Uma vez nascido, o homem estava fadado a uma infelicidade sem apelação. Esse sentimento da orfandade do homem perdido nos caminhos de pedra e de espinhos do mundo, desembocava, para os mais sensíveis e exigentes, num desejo de inexistência. E ninguém formulou melhor essa angústia de "ser" do que Augusto dos Anjos.
No seu estilo meio científico de fazer poesia ele dirigia apelos quase de laboratório a germes e embriões alegres e descuidados, pedindo-lhes que não progredissem, não evoluíssem, pois do contrário chegariam um dia "ao supremo infortúnio de ser alma". Num soneto chamado "Budismo Moderno", Augusto dos Anjos (que também morreu tuberculoso) pede polidamente ao médico: "Tome, doutor, essa tesoura e corte minha singularíssima pessoa".

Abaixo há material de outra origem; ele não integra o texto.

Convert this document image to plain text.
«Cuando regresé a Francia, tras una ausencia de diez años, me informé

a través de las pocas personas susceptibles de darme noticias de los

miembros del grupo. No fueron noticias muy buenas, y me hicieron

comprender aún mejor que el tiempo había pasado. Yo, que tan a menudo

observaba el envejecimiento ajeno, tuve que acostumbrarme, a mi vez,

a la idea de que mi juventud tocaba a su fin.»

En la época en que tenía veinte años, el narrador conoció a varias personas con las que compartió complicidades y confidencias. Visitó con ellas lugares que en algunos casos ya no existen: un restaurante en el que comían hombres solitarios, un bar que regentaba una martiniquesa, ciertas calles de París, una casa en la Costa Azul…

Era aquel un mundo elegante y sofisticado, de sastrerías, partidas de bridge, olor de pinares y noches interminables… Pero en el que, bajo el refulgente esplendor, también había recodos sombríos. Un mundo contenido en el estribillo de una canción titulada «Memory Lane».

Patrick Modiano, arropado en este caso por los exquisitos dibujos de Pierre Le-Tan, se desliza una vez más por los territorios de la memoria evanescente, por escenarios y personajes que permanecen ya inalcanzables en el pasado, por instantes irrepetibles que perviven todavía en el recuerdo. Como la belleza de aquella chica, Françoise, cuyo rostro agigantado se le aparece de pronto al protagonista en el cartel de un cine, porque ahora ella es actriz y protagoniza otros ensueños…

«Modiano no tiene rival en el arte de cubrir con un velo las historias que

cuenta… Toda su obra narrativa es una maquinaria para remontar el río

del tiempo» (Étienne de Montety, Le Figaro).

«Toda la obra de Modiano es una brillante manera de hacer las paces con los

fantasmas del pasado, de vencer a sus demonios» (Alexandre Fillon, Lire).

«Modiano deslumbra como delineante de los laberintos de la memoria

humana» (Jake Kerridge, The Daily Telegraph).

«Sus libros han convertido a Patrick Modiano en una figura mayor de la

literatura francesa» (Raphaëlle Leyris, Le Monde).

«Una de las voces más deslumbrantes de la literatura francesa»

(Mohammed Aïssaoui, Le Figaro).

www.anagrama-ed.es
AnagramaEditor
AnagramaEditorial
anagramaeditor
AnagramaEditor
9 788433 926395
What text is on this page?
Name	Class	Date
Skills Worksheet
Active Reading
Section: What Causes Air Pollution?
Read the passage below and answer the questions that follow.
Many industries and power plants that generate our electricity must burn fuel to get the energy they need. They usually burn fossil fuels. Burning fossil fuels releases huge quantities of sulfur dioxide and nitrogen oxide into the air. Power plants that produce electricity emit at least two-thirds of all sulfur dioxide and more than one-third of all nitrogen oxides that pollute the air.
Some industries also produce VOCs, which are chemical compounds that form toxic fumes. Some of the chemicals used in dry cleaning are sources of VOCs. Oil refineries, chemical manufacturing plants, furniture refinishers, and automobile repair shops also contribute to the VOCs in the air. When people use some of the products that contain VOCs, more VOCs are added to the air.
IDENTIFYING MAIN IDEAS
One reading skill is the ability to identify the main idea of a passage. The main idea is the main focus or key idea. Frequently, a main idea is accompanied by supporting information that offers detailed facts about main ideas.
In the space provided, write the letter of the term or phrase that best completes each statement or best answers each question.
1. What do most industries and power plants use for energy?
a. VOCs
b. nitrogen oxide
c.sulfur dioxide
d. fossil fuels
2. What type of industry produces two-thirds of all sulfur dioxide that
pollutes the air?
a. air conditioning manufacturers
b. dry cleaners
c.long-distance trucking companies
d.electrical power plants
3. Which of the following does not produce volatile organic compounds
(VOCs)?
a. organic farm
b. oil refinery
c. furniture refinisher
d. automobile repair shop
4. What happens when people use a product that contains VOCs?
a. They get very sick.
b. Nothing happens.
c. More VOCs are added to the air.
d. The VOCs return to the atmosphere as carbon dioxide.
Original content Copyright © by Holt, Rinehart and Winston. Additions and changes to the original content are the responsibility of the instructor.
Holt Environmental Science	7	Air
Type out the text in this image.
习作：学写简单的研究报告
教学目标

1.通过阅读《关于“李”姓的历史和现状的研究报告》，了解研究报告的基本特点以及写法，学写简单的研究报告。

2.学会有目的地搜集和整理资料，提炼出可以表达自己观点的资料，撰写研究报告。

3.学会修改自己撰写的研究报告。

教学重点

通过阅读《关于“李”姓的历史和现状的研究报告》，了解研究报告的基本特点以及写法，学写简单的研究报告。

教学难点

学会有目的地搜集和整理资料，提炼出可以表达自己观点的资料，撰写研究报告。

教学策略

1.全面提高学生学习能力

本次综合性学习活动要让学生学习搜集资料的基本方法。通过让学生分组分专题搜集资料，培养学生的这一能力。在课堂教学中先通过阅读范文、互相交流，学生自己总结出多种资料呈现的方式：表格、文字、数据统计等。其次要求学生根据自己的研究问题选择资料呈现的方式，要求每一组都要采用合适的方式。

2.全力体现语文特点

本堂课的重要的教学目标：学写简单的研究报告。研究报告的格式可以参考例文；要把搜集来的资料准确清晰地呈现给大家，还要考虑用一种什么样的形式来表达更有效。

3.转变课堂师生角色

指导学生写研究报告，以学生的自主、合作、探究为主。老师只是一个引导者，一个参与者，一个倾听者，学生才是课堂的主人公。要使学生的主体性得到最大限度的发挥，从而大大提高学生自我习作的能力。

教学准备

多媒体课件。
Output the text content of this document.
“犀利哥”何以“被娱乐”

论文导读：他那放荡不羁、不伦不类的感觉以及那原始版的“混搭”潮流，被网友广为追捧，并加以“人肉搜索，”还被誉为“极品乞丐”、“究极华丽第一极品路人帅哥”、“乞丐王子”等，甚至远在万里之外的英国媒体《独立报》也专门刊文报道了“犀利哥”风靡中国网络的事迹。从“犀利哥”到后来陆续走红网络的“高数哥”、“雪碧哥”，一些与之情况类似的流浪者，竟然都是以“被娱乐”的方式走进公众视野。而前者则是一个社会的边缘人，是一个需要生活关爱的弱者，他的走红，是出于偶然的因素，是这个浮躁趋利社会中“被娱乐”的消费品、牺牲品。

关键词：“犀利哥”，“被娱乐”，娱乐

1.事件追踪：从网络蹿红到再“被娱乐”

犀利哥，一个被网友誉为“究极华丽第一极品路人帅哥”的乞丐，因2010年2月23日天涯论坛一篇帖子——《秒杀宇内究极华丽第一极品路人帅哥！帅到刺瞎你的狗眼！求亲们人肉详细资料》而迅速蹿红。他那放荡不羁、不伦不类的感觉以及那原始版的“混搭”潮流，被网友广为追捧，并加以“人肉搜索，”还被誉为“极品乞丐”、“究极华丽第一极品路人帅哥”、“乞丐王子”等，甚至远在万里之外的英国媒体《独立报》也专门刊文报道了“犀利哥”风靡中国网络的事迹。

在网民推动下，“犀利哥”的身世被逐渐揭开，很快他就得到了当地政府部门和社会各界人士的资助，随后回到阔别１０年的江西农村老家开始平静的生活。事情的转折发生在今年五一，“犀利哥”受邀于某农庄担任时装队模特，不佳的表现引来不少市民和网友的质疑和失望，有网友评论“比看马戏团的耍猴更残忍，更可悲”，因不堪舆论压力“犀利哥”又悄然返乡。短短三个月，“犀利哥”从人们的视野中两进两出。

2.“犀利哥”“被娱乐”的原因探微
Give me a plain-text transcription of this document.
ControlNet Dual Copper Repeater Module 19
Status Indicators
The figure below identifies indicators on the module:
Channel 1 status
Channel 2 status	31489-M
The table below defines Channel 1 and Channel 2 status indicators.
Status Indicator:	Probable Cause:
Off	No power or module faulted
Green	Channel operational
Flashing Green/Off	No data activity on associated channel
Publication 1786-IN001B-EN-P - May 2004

Pessoas singularíssimas, de alta sensibilidade, que se afastam um dia da vida por se impacientarem com o atraso, a impontualidade da morte, como Sylvia Plath, como Ana Cristina César.
O monstro existe Eu confesso que, até algum tempo atrás, considerei o "monstro" de Baudelaire como animal extinto, uma espécie de Tutu Marambaia de infância da nossa época, quando o homem perdia seus espaços pastoris e era trancado na jaula das modernas cidades, para cumprir um destino ainda obscuro. Prova da extinção do monstro seria o fato de que nem os franceses usam ainda
"ennui" com aquele sentido baudelairiano, nem os ingleses culpam o "spleen" por tantos males.
Mas me parece chegado o momento de reconhecer que o monstro mudou de nome, trocou a doença que outrora disseminava e as drogas que ministrava, mas continua vivo e feroz, como se pode ver pela carta de despedida que deixou Cobain, entediada, angustiada, exigindo não-ser.
"Há anos que não me emociono com nada". Tinha 27 anos, estava no auge da fama, era milionário. São os suicidas mimados, que conseguem tudo aquilo que a maioria das pessoas gostaria de ter, mas que preferem, imediatamente, a morte, com ou sem o nirvana no fim da linha.
Recado a Betinho
Depois de escrever sobre os que "morrem de amor pela morte" (Mário Faustino) mando aqui um recado ao brasileiro que mais ama a vida. Sitiado sem tréguas pela morte, Betinho só pensa em afastá-la de si e daqueles que jejuam não para agradar a Deus mas por que não têm o que comer. O seu "mea culpa", Betinho, por ter aceito dinheiro de jogo do bicho, virou o maior plebiscito de ordem moral que este país já viu. Ganhou você. Pecados expiados valem mais que a virtude sem uso. Retome com mais força ainda seu mutirão pela vida.